I made a spacer of cardboard so the faceplate wouldn't
screw on fully.
I used the spacer and trimmed the leather sticking back until I could mount the disk without the leather hitting my electric motor. I also took a cut across the face of the leather to make sure it was flat. I didn't want my tool bouncing when I hone it.
You can see that the leather just clears the motor now. But a miss is as good as a mile.
In preparation for using the disk, I charge the leather with green honing compound. Note the joint. There's a small low spot at the joint but when I use the disk to hone, I can't feel any bounce in the tool - and that's what's important.

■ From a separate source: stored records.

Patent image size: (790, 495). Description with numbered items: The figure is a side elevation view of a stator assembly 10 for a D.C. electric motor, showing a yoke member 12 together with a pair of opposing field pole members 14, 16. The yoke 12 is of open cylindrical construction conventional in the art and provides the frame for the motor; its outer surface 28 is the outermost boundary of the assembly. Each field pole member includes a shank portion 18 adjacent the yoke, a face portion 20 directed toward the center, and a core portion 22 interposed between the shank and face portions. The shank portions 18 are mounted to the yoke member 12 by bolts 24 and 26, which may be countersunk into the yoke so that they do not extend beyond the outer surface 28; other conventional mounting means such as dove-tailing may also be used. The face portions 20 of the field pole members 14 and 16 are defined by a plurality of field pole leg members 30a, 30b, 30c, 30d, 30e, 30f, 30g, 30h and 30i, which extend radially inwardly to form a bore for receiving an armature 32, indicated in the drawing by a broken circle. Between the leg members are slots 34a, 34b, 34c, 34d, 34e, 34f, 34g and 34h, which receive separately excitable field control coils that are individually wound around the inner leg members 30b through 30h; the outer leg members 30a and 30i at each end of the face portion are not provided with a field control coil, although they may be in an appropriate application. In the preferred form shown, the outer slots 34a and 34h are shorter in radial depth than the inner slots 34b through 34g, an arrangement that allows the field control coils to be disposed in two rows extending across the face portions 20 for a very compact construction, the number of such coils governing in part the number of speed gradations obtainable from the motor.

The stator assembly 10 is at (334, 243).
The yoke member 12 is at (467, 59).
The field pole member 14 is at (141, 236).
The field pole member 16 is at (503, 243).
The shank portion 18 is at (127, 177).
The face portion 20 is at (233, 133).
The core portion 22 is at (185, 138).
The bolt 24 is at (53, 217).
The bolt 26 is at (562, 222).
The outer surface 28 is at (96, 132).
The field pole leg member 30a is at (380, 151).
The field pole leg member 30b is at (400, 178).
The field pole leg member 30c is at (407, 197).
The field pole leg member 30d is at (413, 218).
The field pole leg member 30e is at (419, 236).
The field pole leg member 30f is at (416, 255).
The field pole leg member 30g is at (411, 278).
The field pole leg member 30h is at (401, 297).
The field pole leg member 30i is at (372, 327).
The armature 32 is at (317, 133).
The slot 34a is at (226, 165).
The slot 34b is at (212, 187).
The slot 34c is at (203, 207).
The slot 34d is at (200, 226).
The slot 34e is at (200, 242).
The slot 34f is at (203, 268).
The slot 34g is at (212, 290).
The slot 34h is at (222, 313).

Note that I've turned the head of my lathe so that the disk is facing away from the rails. If your lathe head will not pivot, the best way to use this disk is to stand "behind" the lathe and use the top of the disk. You want the disk turning away from you - never put your carving tools "into" the direction of rotation of the disk.
BTW, the discoloration of the sandpaper comes from using lacquer thinner to clean the glue off the scarf joint. The thinner didn't hurt the sandpaper, but it discolored the area. I wasn't careful when I used it because I thought it would just evaporate away and not show.
And here's the disk in (pretend) action sharpening a V-tool. The leather sticking back on the disk is used to hone the inside of tools like this V-tool or gouges with lots of sweep.
And that's all there is to it. The disk and the leather will last a long time and will do an excellent job of honing your carving tools. And it's cheap to make - the most expensive component is the faceplate.